Tristan jerked away. “Christ, Jett. I’m not made of stone. You’re driving me out of my mind.”
“Sorry. I didn’t mean—”
“Don’t be sorry. God damn it.” Tristan threw her head back against the seat and fisted her hands on her thighs. She squinted up at the sky and took a deep breath. “If it weren’t so fucking painful, it would be great.”
“What?”
Tristan turned her head and grinned at Jett. “Being this turned on.”
Jett laughed. “You’re a little bit crazy.”
“No, I’m a lot crazy.” Tristan held out her hand and Jett took it. Tristan rubbed her thumb over the darkly tanned, wind-roughened skin. “This is different, this thing between us.”
“Tristan, I don’t think—”
“Don’t,” Tristan said quickly. “Don’t tell me there’s nothing here, because I know differently.” She released Jett’s hand, straightened, and started the car. “At least for me.”
Jett didn’t contradict her, because she didn’t understand what was happening, and even more importantly, she had no idea what she wanted to happen. So she didn’t say anything, and she didn’t touch her again.
Tristan was careful not to push for the rest of the afternoon. She’d gone too far in the car earlier, moved too fast, and Jett had immediately withdrawn. Even so, Tristan had experienced a sense of giddy freedom, almost elation, when she’d voiced her feelings to Jett. Still—too much, too soon. Hell, even she didn’t know what it meant. All she knew was that she’d never enjoyed shopping for groceries and cooking a meal with anyone quite so much. Come to think of it, she’d never actually done those things with any of her dates. Her dates were just that, appointments for some social function with the unspoken understanding that sex would likely follow. One step up from a business arrangement.

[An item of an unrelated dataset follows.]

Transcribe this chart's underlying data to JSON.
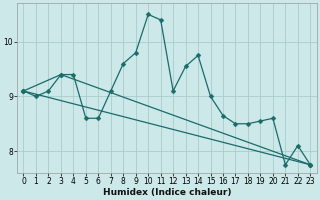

The only thing that made those encounters anything more than cold, calculated exchanges was the fact that she and her companions genuinely enjoyed one another. But just the same, those dates were nowhere near as enjoyable as the afternoon she’d spent with Jett doing something as simple as barbecuing steaks. Part of the pleasure had come from Jett finally relaxing enough to tell her a few things about her life. They’d discovered a shared love for baseball. They were both Yankees fans.
When Tristan confessed to having a huge collection of classic sci-fi movies on tape, Jett was eager to see them.
And all the time they’d talked, moving around each other in the small kitchen, carrying plates of food back and forth, opening wine, refilling glasses, Tristan remembered the dark, dusky taste of Jett’s mouth and the strength in her hands. A few times, Tristan had had to walk out of the room on the pretext of checking the coals in the grill or opening another bottle of wine, because she couldn’t hide how much she wanted her. Because somehow, she had to convince Jett she wasn’t with her just for the sex.
Now Jett sat on the top step of the wide wooden front porch, her back braced against the rough-hewn post that supported the slanted metal roof above their heads. The sun rode low across the lake, gilding the treetops and painting long, wavering shadows on the opalescent surface of the water. Jett’s profile appeared carved in bronze, and Tristan ached to run her fingers over her cheekbones and along her jaw. She wanted to taste her and lose herself in the hot mystery of her mouth. Tristan shifted in her Adirondack deck chair, her legs tight and her stomach twisting. She needed to think about something else, and quickly, or else she was going to need to excuse herself for a few minutes.
Looking for a diversion, Tristan lifted the bottle of wine from the floor next to her and poured half a glass for herself. “More wine?”
“No. Thanks.” Jett indicated the nearly full glass beside her. “I’m good.”
“We could have gotten beer,” Tristan said.
Jett planted one foot on the porch and draped her arm over her bent knee. “I’ll admit, beer is a little more my style, but I enjoyed the wine.”
Tristan sat forward on the end of her chair. A foot of space separated them. “I’m really glad you came up here with me.”